Não passaria da terceira linha.
Caramba. Como o mundo, mesmo o pequeno mundo dos leitores, é vário. É uma pena, acreditem, desistir tão depressa. O livro de Fresán, que ainda não terminei, é estranho e bom, com uma ousadia de concepção que lhe compensa as não poucas falhas. Tenho vontade de dizer que é bem melhor que enorme maioria dos nossos, mas esse papo de que faz tempo que apanhamos da Argentina na literatura já cansou. O livro tem um excesso, uma prosa enamorada de si mesmo que incomoda.
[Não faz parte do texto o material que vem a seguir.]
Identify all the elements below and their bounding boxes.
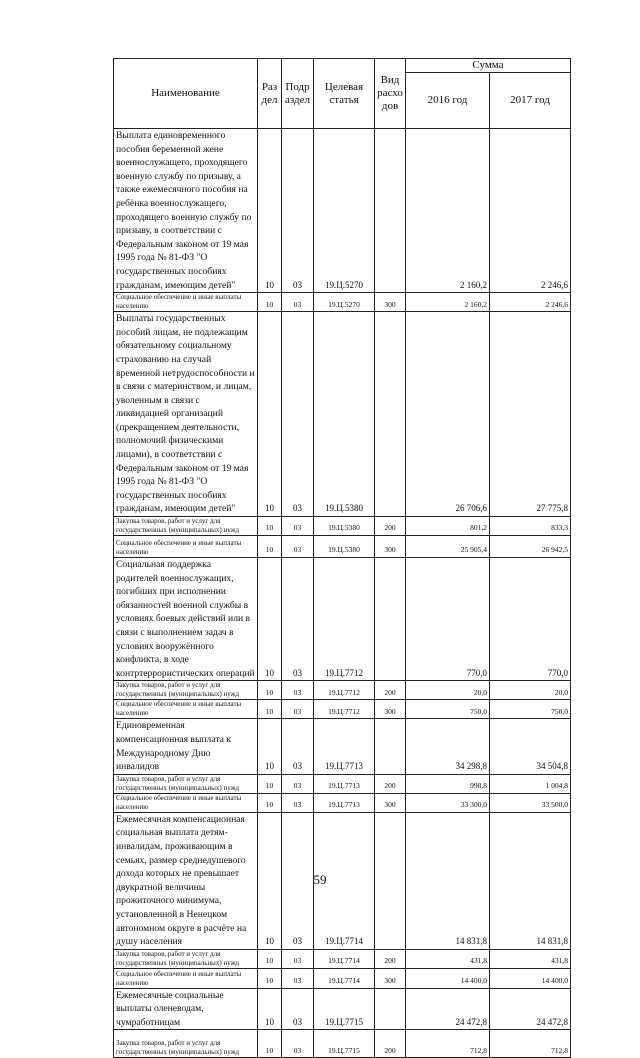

Esse pecado é geralmente atribuído – sem razão, a meu ver – a um amigo de Fresán que ele, naturalmente, faz questão de recitar, o Bolãno. Bom, méritos do livro à parte, acho o começo razoavelmente climático e bastante instigante na sua promessa de mortes aos magotes, com a lenda de Pan incluída. Enfim, mundo vário.
Mais um pobre literato acometido pela maldição de Sterne. Que os deuses imortais tenham piedade de sua alma…
Adorei. Já me pegou pelos quatro primeiros parágrafos. Gosto demais desse tipo de narrativa instigante e aparentemente sem senso, mas nitidamente inteligente. Por fim, tenho uma queda pelo tema do suicídio.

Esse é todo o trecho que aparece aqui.